After a brief digression to discuss the musical The Canterville Ghost which Bock and Harnick created for ABC Stage ’67, the same television series that presented Sondheim’s Evening Primrose (when, oh when, will we get a DVD release of this and the other Stage ’67 musicals to put on our theatre shelf with Evening Primrose?) Lambert turns his attention to the troika of one act musicals produced under the title The Apple Tree and then to the pair’s final Broadway show, The Rothschilds. By this time, however, the author seems to have begun to run out of steam and his analysis of the score seems perfunctory when compared to earlier chapters.

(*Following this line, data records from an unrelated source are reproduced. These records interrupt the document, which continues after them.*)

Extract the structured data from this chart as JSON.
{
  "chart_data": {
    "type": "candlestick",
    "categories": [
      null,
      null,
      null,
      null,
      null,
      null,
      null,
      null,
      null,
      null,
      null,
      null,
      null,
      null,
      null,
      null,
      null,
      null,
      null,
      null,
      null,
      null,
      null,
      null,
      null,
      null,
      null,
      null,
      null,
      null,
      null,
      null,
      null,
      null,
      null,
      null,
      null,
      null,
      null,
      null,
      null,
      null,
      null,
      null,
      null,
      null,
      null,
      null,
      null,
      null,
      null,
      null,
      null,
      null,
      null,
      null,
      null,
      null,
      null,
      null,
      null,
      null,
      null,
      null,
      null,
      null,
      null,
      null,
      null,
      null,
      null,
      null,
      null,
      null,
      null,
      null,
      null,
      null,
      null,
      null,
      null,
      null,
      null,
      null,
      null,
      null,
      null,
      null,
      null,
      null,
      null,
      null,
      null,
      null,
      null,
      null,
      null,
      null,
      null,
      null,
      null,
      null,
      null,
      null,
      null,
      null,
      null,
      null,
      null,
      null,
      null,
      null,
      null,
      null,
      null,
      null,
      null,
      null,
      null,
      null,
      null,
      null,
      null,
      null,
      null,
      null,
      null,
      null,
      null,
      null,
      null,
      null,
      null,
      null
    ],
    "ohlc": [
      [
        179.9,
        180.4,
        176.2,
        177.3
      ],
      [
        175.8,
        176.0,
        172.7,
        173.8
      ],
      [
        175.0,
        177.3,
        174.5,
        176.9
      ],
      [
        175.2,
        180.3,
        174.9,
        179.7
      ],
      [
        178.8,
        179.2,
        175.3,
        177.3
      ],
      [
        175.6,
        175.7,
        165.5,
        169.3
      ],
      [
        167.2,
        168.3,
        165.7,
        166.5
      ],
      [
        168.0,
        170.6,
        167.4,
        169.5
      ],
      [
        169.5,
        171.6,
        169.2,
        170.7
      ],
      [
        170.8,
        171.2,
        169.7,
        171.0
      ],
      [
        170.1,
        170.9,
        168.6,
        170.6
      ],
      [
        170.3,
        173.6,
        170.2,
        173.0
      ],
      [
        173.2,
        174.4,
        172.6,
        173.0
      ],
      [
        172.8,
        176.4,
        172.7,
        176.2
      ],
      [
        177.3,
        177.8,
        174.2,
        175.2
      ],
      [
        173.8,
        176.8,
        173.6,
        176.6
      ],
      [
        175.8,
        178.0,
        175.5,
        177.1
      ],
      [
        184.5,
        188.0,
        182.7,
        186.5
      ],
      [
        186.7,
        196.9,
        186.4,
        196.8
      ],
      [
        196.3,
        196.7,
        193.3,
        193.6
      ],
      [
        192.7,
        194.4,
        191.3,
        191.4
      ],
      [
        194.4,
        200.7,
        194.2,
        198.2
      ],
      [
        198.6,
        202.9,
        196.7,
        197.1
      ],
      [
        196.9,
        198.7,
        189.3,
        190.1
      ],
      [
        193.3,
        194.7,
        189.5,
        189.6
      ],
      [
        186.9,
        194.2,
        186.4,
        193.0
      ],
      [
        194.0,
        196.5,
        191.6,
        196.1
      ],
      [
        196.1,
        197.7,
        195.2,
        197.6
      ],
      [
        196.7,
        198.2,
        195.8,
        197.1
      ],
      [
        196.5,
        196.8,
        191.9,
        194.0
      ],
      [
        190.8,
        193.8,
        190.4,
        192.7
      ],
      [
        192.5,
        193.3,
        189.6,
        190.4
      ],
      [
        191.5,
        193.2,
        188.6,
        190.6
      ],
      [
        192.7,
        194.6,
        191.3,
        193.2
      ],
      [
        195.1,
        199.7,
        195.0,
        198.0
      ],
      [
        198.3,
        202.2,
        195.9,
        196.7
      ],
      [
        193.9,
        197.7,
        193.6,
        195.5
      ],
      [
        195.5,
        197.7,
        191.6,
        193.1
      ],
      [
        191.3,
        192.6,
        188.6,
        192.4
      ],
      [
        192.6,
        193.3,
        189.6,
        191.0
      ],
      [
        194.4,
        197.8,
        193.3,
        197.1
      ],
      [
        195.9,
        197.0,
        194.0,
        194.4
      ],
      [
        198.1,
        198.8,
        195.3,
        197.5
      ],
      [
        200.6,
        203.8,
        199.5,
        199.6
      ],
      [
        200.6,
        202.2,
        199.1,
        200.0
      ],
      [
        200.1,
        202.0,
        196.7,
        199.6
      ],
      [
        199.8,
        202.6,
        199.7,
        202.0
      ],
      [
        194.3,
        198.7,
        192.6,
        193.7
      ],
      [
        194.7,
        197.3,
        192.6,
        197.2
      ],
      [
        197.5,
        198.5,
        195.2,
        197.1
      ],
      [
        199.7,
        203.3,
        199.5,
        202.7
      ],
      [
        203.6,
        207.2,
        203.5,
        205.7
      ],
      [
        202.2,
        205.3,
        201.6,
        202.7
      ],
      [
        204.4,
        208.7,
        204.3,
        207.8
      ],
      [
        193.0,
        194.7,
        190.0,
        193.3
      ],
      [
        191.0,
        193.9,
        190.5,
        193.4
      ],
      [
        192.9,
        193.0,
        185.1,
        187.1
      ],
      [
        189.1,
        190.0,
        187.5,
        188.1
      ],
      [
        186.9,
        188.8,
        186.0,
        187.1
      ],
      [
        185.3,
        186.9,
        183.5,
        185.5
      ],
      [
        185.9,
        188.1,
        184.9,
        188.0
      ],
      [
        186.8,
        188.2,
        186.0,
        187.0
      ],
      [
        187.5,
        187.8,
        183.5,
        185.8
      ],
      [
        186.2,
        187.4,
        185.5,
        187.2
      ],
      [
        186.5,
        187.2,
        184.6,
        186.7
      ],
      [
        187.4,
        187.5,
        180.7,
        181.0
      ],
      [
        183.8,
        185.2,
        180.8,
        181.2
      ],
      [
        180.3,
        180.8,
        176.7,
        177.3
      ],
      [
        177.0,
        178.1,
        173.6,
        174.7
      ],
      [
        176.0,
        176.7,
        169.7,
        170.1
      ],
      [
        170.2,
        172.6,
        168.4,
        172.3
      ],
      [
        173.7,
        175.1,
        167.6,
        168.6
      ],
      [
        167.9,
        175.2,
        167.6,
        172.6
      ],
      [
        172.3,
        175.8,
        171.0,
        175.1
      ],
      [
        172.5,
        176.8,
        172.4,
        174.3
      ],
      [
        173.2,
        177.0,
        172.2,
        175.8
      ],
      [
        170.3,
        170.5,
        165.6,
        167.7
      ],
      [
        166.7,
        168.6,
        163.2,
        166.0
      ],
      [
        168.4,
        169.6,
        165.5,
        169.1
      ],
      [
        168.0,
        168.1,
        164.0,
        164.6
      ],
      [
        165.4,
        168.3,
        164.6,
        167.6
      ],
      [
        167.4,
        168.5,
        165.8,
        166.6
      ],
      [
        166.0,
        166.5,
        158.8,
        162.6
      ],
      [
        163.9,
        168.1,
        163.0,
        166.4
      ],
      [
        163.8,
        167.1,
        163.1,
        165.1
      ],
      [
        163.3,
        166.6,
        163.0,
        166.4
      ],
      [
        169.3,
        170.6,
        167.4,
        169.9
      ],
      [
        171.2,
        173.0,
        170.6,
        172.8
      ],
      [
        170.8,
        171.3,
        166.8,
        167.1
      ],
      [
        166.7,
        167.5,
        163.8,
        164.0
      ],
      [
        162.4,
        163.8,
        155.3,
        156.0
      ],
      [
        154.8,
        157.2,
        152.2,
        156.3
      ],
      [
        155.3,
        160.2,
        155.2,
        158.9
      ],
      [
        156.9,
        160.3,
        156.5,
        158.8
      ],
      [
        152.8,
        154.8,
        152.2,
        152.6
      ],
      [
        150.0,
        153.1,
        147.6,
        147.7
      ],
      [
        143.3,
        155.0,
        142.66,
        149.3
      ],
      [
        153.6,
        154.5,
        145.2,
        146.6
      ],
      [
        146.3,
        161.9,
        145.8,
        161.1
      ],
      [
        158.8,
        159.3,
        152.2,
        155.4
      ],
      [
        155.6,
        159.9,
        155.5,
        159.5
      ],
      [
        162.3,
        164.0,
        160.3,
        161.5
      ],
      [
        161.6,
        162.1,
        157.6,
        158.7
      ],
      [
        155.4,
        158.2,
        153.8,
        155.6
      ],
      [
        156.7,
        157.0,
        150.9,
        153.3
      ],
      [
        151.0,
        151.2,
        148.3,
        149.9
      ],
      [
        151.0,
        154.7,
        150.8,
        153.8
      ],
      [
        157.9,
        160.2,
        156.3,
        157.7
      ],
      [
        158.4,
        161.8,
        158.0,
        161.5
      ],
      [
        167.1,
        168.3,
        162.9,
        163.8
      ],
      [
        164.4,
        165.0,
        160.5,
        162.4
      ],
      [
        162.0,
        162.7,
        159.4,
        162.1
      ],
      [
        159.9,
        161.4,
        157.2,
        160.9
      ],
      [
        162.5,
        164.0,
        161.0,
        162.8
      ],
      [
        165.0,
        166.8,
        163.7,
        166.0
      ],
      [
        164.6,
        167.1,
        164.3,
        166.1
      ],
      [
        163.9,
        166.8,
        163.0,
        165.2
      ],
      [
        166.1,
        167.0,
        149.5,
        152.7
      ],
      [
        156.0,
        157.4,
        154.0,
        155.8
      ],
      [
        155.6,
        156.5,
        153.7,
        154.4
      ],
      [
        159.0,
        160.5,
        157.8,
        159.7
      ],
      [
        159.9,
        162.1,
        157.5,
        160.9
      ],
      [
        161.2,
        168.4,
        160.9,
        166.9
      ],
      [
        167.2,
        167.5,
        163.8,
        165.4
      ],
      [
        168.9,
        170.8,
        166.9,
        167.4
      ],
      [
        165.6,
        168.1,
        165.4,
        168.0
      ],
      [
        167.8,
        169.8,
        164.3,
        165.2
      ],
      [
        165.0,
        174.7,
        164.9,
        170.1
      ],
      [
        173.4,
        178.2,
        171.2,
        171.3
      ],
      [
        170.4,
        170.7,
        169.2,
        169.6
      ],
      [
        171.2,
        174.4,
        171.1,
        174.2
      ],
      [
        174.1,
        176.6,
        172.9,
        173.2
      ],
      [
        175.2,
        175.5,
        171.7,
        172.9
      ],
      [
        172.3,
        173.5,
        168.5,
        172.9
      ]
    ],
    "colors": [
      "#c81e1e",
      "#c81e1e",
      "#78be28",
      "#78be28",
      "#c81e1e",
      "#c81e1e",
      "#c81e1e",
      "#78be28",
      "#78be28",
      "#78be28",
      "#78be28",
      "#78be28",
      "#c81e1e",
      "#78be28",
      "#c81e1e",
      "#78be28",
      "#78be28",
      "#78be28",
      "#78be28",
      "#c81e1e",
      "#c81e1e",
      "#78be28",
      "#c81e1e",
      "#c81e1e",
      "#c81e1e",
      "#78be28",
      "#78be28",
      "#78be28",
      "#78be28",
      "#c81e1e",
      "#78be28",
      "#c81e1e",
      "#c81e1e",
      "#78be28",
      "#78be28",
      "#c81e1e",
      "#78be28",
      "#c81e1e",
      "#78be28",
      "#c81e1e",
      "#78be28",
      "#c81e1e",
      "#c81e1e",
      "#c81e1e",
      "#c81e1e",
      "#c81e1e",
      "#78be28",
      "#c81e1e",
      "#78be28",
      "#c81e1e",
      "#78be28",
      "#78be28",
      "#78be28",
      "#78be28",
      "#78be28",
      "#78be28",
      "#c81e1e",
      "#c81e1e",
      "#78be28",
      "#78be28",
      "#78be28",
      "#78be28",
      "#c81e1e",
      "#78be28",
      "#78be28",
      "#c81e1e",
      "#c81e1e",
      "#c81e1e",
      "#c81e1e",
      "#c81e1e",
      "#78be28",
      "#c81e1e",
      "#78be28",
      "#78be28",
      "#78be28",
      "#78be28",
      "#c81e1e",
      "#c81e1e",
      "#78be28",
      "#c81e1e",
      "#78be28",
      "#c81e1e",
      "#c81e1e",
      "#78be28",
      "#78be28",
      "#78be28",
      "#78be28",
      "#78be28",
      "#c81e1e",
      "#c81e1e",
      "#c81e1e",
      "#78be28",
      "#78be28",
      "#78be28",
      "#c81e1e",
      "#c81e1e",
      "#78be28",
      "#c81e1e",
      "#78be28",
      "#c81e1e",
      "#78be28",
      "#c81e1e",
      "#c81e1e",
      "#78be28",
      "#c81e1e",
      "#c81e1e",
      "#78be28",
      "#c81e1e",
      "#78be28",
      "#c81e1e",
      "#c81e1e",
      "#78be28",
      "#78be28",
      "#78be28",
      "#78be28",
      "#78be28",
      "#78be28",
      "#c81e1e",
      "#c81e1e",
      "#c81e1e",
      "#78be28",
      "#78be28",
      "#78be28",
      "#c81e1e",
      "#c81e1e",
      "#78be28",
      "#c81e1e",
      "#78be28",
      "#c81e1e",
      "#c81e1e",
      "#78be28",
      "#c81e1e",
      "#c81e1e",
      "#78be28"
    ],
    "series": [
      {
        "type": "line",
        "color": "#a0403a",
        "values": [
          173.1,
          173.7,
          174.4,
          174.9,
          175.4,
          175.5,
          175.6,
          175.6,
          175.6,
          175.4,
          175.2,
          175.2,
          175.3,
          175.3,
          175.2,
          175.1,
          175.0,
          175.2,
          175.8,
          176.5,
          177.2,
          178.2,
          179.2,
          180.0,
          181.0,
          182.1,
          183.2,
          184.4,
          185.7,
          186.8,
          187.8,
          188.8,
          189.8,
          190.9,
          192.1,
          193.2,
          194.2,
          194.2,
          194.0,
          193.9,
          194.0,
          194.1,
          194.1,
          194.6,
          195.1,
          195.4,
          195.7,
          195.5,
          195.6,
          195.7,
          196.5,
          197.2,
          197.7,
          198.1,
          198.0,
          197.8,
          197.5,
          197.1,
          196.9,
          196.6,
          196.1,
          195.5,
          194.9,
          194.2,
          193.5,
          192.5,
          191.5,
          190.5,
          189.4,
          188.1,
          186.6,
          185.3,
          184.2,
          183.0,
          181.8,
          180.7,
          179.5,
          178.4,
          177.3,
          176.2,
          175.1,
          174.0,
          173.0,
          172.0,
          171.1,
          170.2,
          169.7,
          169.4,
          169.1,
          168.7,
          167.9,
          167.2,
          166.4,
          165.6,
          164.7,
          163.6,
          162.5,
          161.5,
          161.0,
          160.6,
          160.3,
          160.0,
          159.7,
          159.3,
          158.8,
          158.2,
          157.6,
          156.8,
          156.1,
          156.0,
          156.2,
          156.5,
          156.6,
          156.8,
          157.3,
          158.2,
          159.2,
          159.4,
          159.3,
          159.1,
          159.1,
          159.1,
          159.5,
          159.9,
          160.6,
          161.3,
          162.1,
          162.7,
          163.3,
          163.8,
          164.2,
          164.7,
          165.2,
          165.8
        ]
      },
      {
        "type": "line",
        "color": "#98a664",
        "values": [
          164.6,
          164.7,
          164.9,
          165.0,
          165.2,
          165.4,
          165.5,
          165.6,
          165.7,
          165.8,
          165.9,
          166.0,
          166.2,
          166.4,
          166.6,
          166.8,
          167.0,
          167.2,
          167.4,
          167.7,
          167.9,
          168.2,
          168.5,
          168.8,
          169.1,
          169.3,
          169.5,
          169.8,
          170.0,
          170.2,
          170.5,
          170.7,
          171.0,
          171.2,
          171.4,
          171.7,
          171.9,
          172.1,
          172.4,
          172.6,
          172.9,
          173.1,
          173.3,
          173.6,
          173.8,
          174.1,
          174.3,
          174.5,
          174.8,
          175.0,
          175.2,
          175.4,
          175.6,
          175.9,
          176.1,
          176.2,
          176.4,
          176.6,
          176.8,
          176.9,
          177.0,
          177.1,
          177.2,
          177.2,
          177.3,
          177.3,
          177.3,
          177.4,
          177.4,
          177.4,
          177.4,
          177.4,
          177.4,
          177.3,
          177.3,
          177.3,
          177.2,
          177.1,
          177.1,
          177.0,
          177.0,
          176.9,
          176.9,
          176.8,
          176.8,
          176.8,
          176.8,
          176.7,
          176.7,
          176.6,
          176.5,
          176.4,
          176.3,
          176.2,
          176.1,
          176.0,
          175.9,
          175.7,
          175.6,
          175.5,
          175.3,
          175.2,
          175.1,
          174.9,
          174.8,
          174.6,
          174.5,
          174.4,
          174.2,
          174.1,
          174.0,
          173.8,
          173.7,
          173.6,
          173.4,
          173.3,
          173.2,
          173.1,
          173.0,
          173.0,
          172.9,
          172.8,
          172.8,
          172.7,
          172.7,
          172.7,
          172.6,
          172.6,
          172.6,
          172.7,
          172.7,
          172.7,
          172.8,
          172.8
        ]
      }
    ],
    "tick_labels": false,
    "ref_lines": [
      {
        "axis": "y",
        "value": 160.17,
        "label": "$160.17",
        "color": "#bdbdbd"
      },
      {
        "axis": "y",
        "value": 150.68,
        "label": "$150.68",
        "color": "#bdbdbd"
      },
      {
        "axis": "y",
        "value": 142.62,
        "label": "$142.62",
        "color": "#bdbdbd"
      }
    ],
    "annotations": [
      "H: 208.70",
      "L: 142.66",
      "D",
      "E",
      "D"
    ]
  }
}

Perhaps there is a lesson in that. If the author can run out of steam, think of what the reader can do. Take this book musical by musical and take a break in between each. Spending too much time with the volume can feel like drudgery. Rewarding drudgery to be sure but a slow plow nonetheless. There are many “I wish he’d explain such and such” moments, too many dead ends and no picture at all of the personalities behind the scores. Who are these people and why did they create these marvelous works? That, unfortunately, remains a subject for another book.
I’m sorry my “advice’ came to late to save you from tackling this tome in a single gulp. If I were you, I’d put the book on the farthest reaches of your “Theatre Shelf” and pull it out only when you know you are slated to see another production of a Bock and Harnick show. It will be a valuable “read ahead” for you. (I certainly do hope your future will hold many chances to see Bock and Harnick musicals.) Now, if we could only get that “other book” so we could learn what we hoped we would learn from this one.
Brad Hathaway
Your advice to absorb this book chapter by chapter with a listen to each show both before and after its chapter was excellent, but unfortunately by the time I found your review I had doggedly slogged my way through the entire book. Instead of the expected glimpses behind the scenes that I’d anticipated, it made me feel as though I’d enrolled in a dry and scholarly course taught by a learned but lifeless professor. Although it purports to examine the work of both Mr. Bock and Mr. Harnick, its chief focus is on the music. Who, other than serious students of musical composition, would appreciate this book? Last fall I saw a production of “She Loves Me” at the Westport (CT) Country Playhouse, which was followed by a panel discussion at which all the creators of the show were present, and I learned more about Bock and Harnick during that hour than from reading this entire book; the Westport symposium was loaded with colorful anecdotes and gave me a strong impression of what goes into the building of a successful musical. It represented the creative process — the aspirations, the fun, the disappointments, and the satisfactions. And like a good musical show, it was great fun, which Mr. Lambert’s book, alas, is not.